I read The While Devil's Daughters by Julia Flynn Siler and Four Treasures of the Sky by Jenny Tinghui Zhang at the same time, the first on audio the other in hardcopy, because they informed each other. One is a non-fiction, the other is a very well researched historical fiction novel. I chose them as research for a novel I am working on. I'm sure I've said it many times, but I struggle with knowing what I know. I once spent weeks researching victorian houses so i could write about living in one. At the time I lived in one. *forehead slap* So it is with people.



I believe it is important to read/listen to people's own version of their stories, their histories, to better understand how they see their lives, the nuances in their existence. But often our experiences, while not identical, are similar enough that we can understand. I was not shipped across the county in a barrel, or a slave ship. But I was taught to hate myself. I was taught to see myself as lesser, as wrong. I know fear. I know danger. I know finding myself and choosing what my life looks like despite what I've been taught about myself. In those ways we are similar.




So reading the While Devil's Daughters and Four Treasures of the Sky gave me great insights into some of the cultural difference between my contemporary American life and that of China in the 1800s, Chinese Americans in the 1800s, and European Americans in the west in the 1800s. And it revealed what I know, that our circumstances may be different, but being human isn't. The David's wrote in The Dawn of Everything that prehistoric people were different in a Tolkien sort of way.

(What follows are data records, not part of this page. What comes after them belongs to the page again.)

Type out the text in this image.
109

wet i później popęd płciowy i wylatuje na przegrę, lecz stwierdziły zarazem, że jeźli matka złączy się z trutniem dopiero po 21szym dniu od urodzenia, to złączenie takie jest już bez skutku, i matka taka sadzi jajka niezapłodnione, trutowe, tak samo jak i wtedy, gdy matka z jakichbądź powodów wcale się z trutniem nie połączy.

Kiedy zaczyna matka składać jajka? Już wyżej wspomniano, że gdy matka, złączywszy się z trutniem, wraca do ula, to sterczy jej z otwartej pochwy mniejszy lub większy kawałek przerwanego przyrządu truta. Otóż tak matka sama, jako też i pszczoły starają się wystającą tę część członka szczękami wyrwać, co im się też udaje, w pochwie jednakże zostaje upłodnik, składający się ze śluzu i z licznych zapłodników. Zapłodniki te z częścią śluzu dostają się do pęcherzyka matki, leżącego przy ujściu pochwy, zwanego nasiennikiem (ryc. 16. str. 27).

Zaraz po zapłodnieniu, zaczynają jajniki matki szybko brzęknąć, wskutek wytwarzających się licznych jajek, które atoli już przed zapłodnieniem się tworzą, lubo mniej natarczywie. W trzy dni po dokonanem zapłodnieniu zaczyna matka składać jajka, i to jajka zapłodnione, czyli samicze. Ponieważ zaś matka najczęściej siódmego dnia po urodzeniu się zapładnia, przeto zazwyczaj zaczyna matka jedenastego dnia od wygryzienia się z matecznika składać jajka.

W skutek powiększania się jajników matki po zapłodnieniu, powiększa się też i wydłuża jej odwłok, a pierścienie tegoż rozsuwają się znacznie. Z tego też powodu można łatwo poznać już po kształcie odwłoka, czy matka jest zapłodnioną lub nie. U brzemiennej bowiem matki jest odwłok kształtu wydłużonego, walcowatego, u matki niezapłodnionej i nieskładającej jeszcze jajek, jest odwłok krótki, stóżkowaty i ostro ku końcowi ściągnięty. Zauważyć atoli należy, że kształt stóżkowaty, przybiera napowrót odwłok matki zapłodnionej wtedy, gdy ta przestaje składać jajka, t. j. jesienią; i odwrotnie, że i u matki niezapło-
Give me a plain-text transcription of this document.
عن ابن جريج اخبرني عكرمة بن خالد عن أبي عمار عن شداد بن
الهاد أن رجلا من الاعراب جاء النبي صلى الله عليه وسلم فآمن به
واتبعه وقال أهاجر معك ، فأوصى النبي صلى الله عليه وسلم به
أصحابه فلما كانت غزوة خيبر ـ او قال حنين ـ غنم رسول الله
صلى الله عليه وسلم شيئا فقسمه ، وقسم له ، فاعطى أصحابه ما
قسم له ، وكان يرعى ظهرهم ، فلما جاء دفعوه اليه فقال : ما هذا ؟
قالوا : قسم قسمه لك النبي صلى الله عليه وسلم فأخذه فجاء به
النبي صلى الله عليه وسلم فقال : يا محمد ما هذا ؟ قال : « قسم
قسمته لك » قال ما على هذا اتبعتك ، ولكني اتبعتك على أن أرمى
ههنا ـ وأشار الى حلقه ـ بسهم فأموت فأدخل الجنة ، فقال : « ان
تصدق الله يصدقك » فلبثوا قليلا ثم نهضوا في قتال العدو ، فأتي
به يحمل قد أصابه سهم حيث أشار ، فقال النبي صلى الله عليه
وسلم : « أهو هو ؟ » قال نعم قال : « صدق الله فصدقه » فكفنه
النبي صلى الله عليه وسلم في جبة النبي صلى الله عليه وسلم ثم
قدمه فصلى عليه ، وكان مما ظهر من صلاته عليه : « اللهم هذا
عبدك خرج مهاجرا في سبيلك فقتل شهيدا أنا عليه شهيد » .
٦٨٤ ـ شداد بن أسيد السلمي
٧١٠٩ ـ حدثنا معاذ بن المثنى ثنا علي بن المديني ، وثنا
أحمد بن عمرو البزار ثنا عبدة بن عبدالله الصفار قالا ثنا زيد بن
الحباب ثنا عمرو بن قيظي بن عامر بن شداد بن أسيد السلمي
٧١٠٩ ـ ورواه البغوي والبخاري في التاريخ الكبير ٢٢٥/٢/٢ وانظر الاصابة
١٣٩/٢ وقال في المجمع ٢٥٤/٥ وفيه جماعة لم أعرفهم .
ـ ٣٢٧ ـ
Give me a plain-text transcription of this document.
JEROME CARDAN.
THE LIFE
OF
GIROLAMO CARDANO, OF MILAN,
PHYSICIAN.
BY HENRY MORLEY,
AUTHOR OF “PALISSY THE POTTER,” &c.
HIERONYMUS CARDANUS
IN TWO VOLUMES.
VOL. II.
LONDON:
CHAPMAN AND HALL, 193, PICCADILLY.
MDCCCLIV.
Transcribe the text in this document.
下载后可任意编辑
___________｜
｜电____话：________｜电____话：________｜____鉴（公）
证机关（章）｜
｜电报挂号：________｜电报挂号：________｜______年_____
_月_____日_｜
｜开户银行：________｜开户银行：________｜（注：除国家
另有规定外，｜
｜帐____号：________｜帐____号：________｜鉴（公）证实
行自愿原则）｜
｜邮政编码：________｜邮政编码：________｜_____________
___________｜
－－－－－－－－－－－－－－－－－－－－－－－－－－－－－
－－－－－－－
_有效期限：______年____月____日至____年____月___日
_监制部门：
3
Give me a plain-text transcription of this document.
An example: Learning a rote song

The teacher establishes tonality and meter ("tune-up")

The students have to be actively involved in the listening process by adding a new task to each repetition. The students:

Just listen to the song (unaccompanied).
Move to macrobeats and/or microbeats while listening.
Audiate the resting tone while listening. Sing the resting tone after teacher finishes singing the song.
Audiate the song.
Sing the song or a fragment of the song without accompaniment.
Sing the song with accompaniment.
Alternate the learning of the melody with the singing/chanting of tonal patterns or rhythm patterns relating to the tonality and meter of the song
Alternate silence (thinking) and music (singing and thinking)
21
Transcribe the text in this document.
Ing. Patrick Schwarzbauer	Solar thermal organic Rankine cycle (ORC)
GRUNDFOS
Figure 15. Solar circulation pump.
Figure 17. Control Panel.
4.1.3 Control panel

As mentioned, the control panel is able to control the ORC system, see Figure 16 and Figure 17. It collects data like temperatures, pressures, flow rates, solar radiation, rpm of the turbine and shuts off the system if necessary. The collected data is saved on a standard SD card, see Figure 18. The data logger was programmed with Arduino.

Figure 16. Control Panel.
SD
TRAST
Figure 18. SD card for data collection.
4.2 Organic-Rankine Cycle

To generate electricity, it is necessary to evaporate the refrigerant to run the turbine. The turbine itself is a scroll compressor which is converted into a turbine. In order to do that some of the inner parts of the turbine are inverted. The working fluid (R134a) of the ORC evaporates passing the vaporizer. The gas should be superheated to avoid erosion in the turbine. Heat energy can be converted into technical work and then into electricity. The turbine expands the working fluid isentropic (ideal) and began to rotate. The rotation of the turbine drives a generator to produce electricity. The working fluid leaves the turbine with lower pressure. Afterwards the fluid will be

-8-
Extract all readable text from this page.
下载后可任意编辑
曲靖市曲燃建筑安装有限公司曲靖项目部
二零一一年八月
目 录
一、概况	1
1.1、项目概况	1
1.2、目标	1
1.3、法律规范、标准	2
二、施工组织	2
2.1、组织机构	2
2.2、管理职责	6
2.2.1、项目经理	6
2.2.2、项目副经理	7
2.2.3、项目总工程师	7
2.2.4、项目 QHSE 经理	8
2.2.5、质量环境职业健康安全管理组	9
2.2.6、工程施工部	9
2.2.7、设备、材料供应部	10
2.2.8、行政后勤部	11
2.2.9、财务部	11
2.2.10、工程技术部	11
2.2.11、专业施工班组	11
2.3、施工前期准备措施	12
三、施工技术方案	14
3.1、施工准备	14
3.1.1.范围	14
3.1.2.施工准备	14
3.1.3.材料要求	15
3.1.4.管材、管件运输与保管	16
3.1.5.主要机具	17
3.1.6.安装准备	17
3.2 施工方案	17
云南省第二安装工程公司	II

Giants and dwarves, Neanderthals and Denisovans, Homo floresiensis (Hobbits). They were different humanoid species, that interacted, had sex, and warred against each other. Today, we claim that our differences that are so minute are reasons to hate each other. But really we are one species with more in common that not.


That being said. These are beautiful, fascinating books that I highly recommend. Understanding the torture we put each other through, helps us understand the generational trauma our peers carry. It can help us understand why stereotypes and tropes are hurtful, and increase our empathy for the people around us.


Back of the Book:

The White Devil's Daughters: The Fight Against Slavery in San Francisco's Chinatown by Julia Flynn Siler


A revelatory history of the trafficking of young Asian girls that flourished in San Francisco during the first century of Chinese immigration (1848-1943) and the "safe house" on the edge of Chinatown that became a refuge for those seeking their freedom


From 1874, a house on the edge of San Francisco's Chinatown served as a gateway to freedom for thousands of enslaved and vulnerable young Chinese women and girls. Known as the Occidental Mission Home, it survived earthquakes, fire, bubonic plague, and violence directed against its occupants and supporters--a courageous group of female abolitionists who fought the slave trade in Chinese women. With compassion and an investigative historian's sharp eyes, Siler tells the story of both the abolitionists, who challenged the corrosive, anti-Chinese prejudices of the time, and the young women who dared to flee their fate. She relates how the women who ran the house defied contemporary convention, even occasionally broke the law, by physically rescuing children from the brothels where they worked, or snatching them off the ships smuggling them in, and helped bring the exploiters to justice. She has also uncovered the stories of many of the girls and young women who came to the Mission and the lives they later led, sometimes becoming part of the home's staff themselves. A remarkable story of an overlooked part of our history, told with sympathy and vigor.


Four Treasures of the Sky by Jenny Tinghui Zhang


Daiyu never wanted to be like the tragic heroine for whom she was named, revered for her beauty and cursed with heartbreak. But when she is kidnapped and smuggled across an ocean from China to America, Daiyu must relinquish the home and future she imagined for herself. Over the years that follow, she is forced to keep reinventing herself to survive. From a calligraphy school, to a San Francisco brothel, to a shop tucked into the Idaho mountains, we follow Daiyu on a desperate quest to outrun the tragedy that chases her. As anti-Chinese sentiment sweeps across the country in a wave of unimaginable violence, Daiyu must draw on each of the selves she has been—including the ones she most wants to leave behind—in order to finally claim her own name and story.


At once a literary tour de force and a groundbreaking work of historical fiction, Four Treasures of the Sky announces Jenny Tinghui Zhang as an indelible new voice. Steeped in untold history and Chinese folklore, this novel is a spellbinding feat.